Lo vide reprimere un sorriso. «Su, signorina, niente ma».

L’aveva detto con tono spensierato, e ci fu un breve attimo di silenzio prima che lei rispondesse.

«Grazie», disse lei alla fine.

Edward le fece un gran sorriso, e Belle si rese conto che stava cominciando a sciogliersi un po’ nei suoi confronti. «Forza, penso proprio che sia giunto il momento di goderci la serata, non credi?».

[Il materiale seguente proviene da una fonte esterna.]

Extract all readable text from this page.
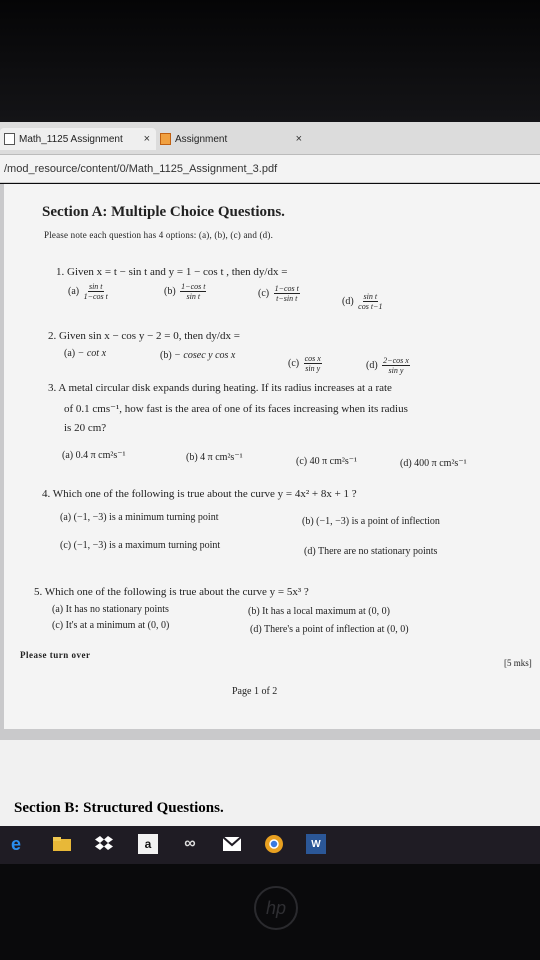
Math_1125 Assignment ×	Assignment	×
/mod_resource/content/0/Math_1125_Assignment_3.pdf
Section A: Multiple Choice Questions.
Please note each question has 4 options: (a), (b), (c) and (d).
1. Given x = t − sin t and y = 1 − cos t , then dy/dx =
$(a) \frac{\text{sin t}}{\text{1−cos t}}$	$(b) \frac{\text{1−cos t}}{\text{sin t}}$	$(c) \frac{\text{1−cos t}}{\text{t−sin t}}$	$(d) \frac{\text{sin t}}{\text{cos t−1}}$
2. Given sin x − cos y − 2 = 0, then dy/dx =
(a) − cot x	(b) − cosec y cos x
$(c) \frac{\text{cos x}}{\text{sin y}}$	$(d) \frac{\text{2−cos x}}{\text{sin y}}$
3. A metal circular disk expands during heating. If its radius increases at a rate
of 0.1 cms⁻¹, how fast is the area of one of its faces increasing when its radius
is 20 cm?
(a) 0.4 π cm²s⁻¹	(b) 4 π cm²s⁻¹	(c) 40 π cm²s⁻¹	(d) 400 π cm²s⁻¹
4. Which one of the following is true about the curve y = 4x² + 8x + 1 ?
(a) (−1, −3) is a minimum turning point	(b) (−1, −3) is a point of inflection
(c) (−1, −3) is a maximum turning point
(d) There are no stationary points
5. Which one of the following is true about the curve y = 5x³ ?
(a) It has no stationary points	(b) It has a local maximum at (0, 0)
(c) It's at a minimum at (0, 0)	(d) There's a point of inflection at (0, 0)
Please turn over
[5 mks]
Page 1 of 2
Section B: Structured Questions.
e	a	∞	W
hp
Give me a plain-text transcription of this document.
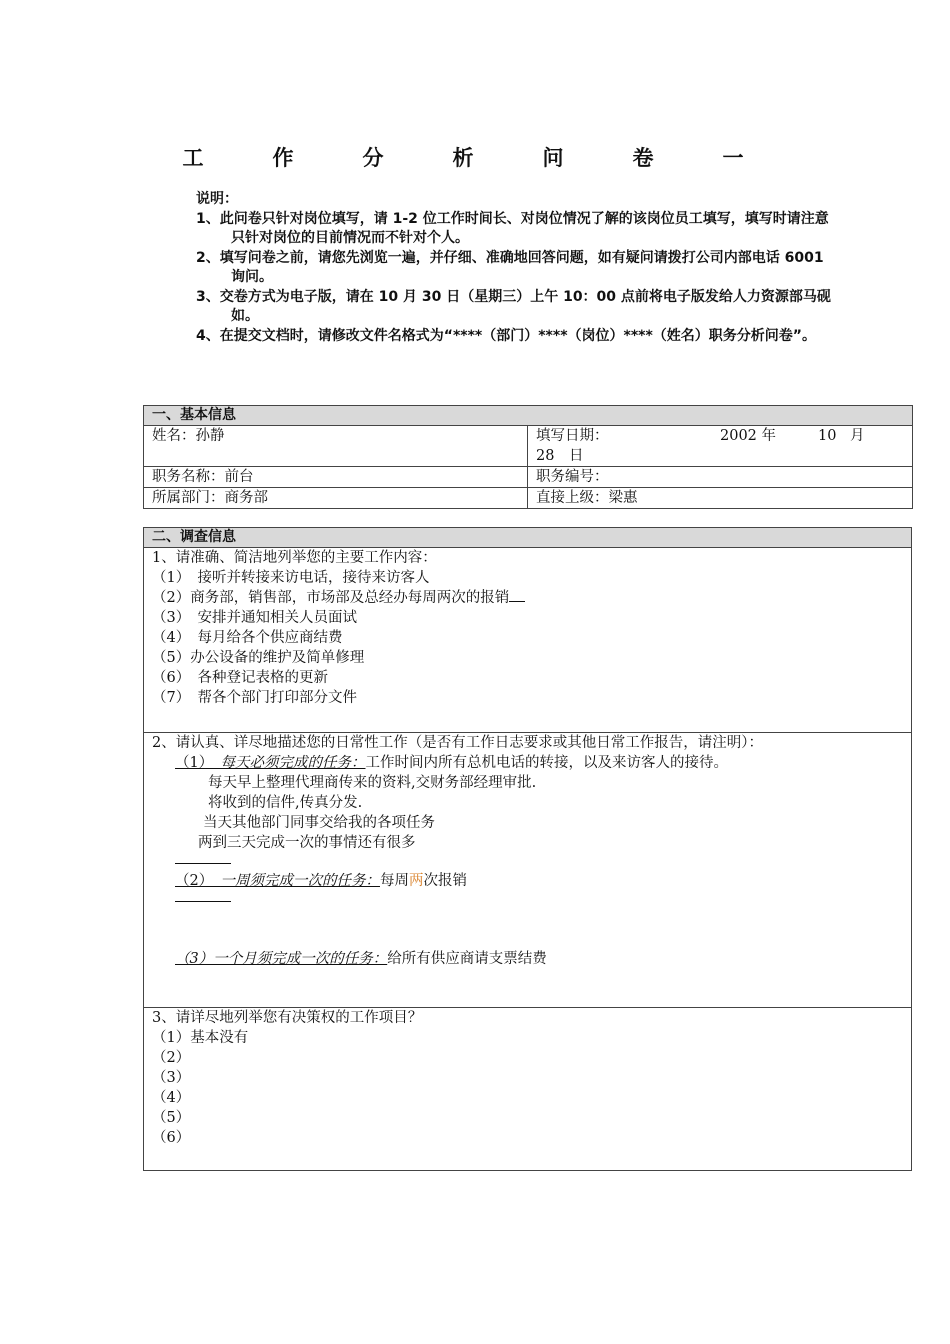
工　作　分　析　问　卷　一
说明：
1、此问卷只针对岗位填写，请 1-2 位工作时间长、对岗位情况了解的该岗位员工填写，填写时请注意只针对岗位的目前情况而不针对个人。
2、填写问卷之前，请您先浏览一遍，并仔细、准确地回答问题，如有疑问请拨打公司内部电话 6001 询问。
3、交卷方式为电子版，请在 10 月 30 日（星期三）上午 10：00 点前将电子版发给人力资源部马砚如。
4、在提交文档时，请修改文件名格式为“****（部门）****（岗位）****（姓名）职务分析问卷”。
一、基本信息	
姓名：孙静	填写日期： 2002 年 10 月
28　日

职务名称：前台	职务编号：
所属部门：商务部	直接上级：梁惠
二、调查信息

1、请准确、简洁地列举您的主要工作内容：
（1）　接听并转接来访电话，接待来访客人
（2）商务部，销售部，市场部及总经办每周两次的报销
（3）　安排并通知相关人员面试
（4）　每月给各个供应商结费
（5）办公设备的维护及简单修理
（6）　各种登记表格的更新
（7）　帮各个部门打印部分文件

2、请认真、详尽地描述您的日常性工作（是否有工作日志要求或其他日常工作报告，请注明）：
（1）　 每天必须完成的任务：工作时间内所有总机电话的转接，以及来访客人的接待。
每天早上整理代理商传来的资料,交财务部经理审批.
将收到的信件,传真分发.
当天其他部门同事交给我的各项任务
两到三天完成一次的事情还有很多
（2）　 一周须完成一次的任务：每周两次报销
（3）一个月须完成一次的任务：给所有供应商请支票结费

3、请详尽地列举您有决策权的工作项目？
（1）基本没有
（2）
（3）
（4）
（5）
（6）
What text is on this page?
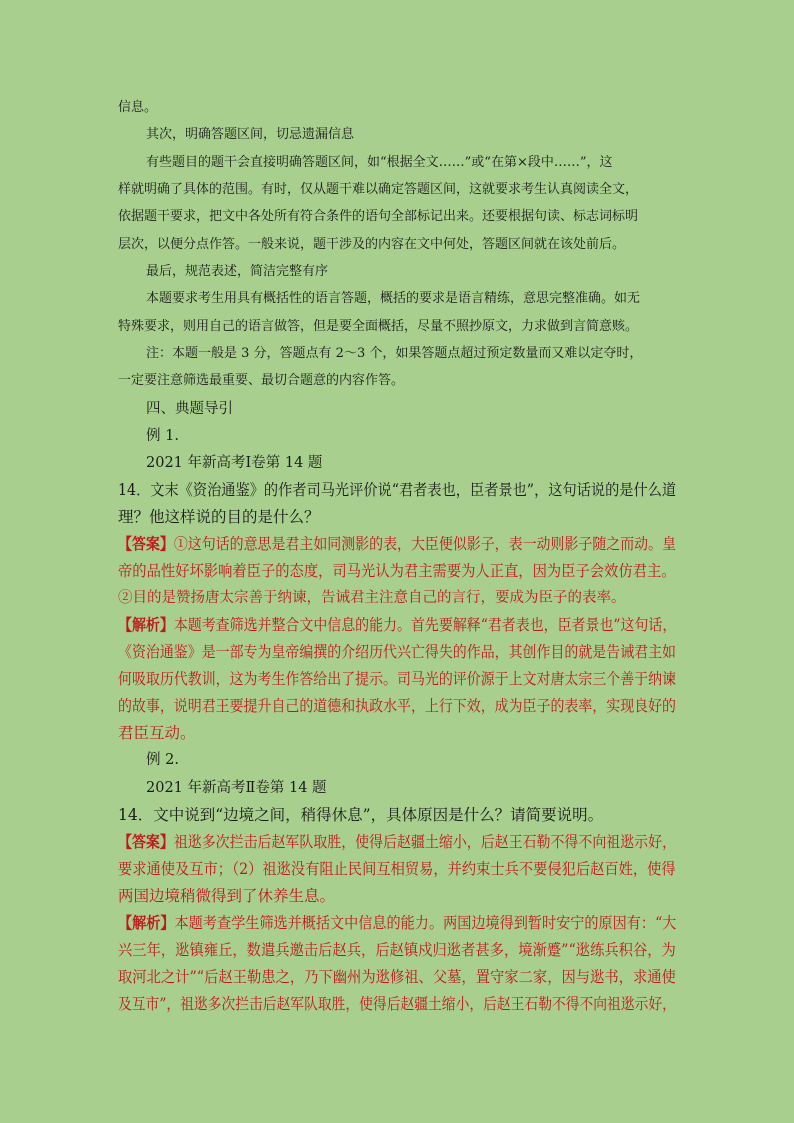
信息。
其次，明确答题区间，切忌遗漏信息
有些题目的题干会直接明确答题区间，如“根据全文……”或“在第×段中……”，这
样就明确了具体的范围。有时，仅从题干难以确定答题区间，这就要求考生认真阅读全文，
依据题干要求，把文中各处所有符合条件的语句全部标记出来。还要根据句读、标志词标明
层次，以便分点作答。一般来说，题干涉及的内容在文中何处，答题区间就在该处前后。
最后，规范表述，简洁完整有序
本题要求考生用具有概括性的语言答题，概括的要求是语言精练，意思完整准确。如无
特殊要求，则用自己的语言做答，但是要全面概括，尽量不照抄原文，力求做到言简意赅。
注：本题一般是 3 分，答题点有 2～3 个，如果答题点超过预定数量而又难以定夺时，
一定要注意筛选最重要、最切合题意的内容作答。
四、典题导引
例 1.
2021 年新高考Ⅰ卷第 14 题
14．文末《资治通鉴》的作者司马光评价说“君者表也，臣者景也”，这句话说的是什么道
理？他这样说的目的是什么？
【答案】①这句话的意思是君主如同测影的表，大臣便似影子，表一动则影子随之而动。皇
帝的品性好坏影响着臣子的态度，司马光认为君主需要为人正直，因为臣子会效仿君主。
②目的是赞扬唐太宗善于纳谏，告诫君主注意自己的言行，要成为臣子的表率。
【解析】本题考查筛选并整合文中信息的能力。首先要解释“君者表也，臣者景也”这句话，
《资治通鉴》是一部专为皇帝编撰的介绍历代兴亡得失的作品，其创作目的就是告诫君主如
何吸取历代教训，这为考生作答给出了提示。司马光的评价源于上文对唐太宗三个善于纳谏
的故事，说明君王要提升自己的道德和执政水平，上行下效，成为臣子的表率，实现良好的
君臣互动。
例 2.
2021 年新高考Ⅱ卷第 14 题
14．文中说到“边境之间，稍得休息”，具体原因是什么？请简要说明。
【答案】祖逖多次拦击后赵军队取胜，使得后赵疆土缩小，后赵王石勒不得不向祖逖示好，
要求通使及互市；（2）祖逖没有阻止民间互相贸易，并约束士兵不要侵犯后赵百姓，使得
两国边境稍微得到了休养生息。
【解析】本题考查学生筛选并概括文中信息的能力。两国边境得到暂时安宁的原因有：“大
兴三年，逖镇雍丘，数遣兵邀击后赵兵，后赵镇戍归逖者甚多，境渐蹙”“逖练兵积谷，为
取河北之计”“后赵王勒患之，乃下幽州为逖修祖、父墓，置守家二家，因与逖书，求通使
及互市”，祖逖多次拦击后赵军队取胜，使得后赵疆土缩小，后赵王石勒不得不向祖逖示好，
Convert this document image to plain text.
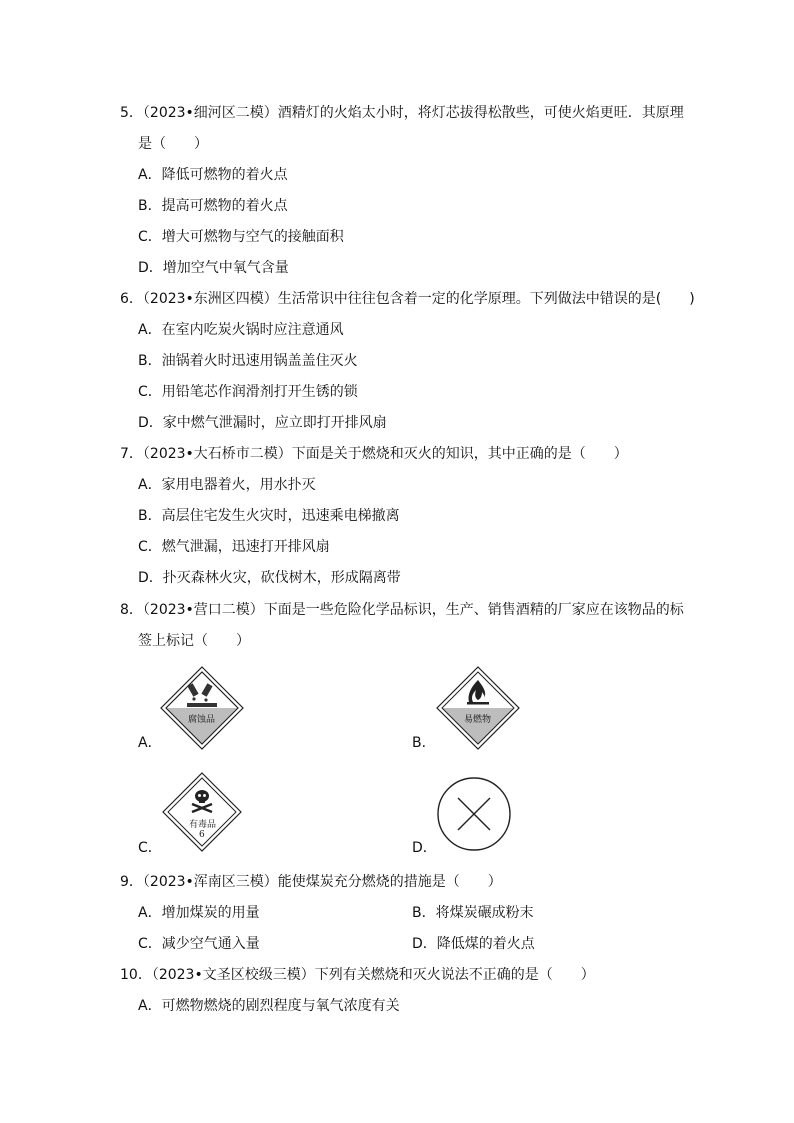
5．（2023•细河区二模）酒精灯的火焰太小时，将灯芯拔得松散些，可使火焰更旺．其原理
是（　　）
A．降低可燃物的着火点
B．提高可燃物的着火点
C．增大可燃物与空气的接触面积
D．增加空气中氧气含量
6．（2023•东洲区四模）生活常识中往往包含着一定的化学原理。下列做法中错误的是(　　)
A．在室内吃炭火锅时应注意通风
B．油锅着火时迅速用锅盖盖住灭火
C．用铅笔芯作润滑剂打开生锈的锁
D．家中燃气泄漏时，应立即打开排风扇
7．（2023•大石桥市二模）下面是关于燃烧和灭火的知识，其中正确的是（　　）
A．家用电器着火，用水扑灭
B．高层住宅发生火灾时，迅速乘电梯撤离
C．燃气泄漏，迅速打开排风扇
D．扑灭森林火灾，砍伐树木，形成隔离带
8．（2023•营口二模）下面是一些危险化学品标识，生产、销售酒精的厂家应在该物品的标
签上标记（　　）
腐蚀品
A．
易燃物
B．
有毒品
6
C．	D．
9．（2023•浑南区三模）能使煤炭充分燃烧的措施是（　　）
A．增加煤炭的用量	B．将煤炭碾成粉末
C．减少空气通入量	D．降低煤的着火点
10．（2023•文圣区校级三模）下列有关燃烧和灭火说法不正确的是（　　）
A．可燃物燃烧的剧烈程度与氧气浓度有关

Non si era aspettata di divertirsi a una cena tanto formale, e invece, con sua grande sorpresa, scoprì che le piaceva stare insieme a Edward. Oltre a conoscere tutti, era un uomo vivace, intelligente, estremamente premuroso e di ottima compagnia. Tuttavia, Belle sapeva che a festa finita avrebbe di nuovo dovuto affrontare l’impresa di scrivere a Simone. Era complicato scrivere a una persona che non conosceva e, fino a quel momento, aveva già fatto tre inutili tentativi. E tutti e tre erano finiti appallottolati nel cestino. Quella sera sarebbe andata dritta al sodo e le avrebbe semplicemente chiesto cosa ricordava di sua madre e degli eventi del 1911.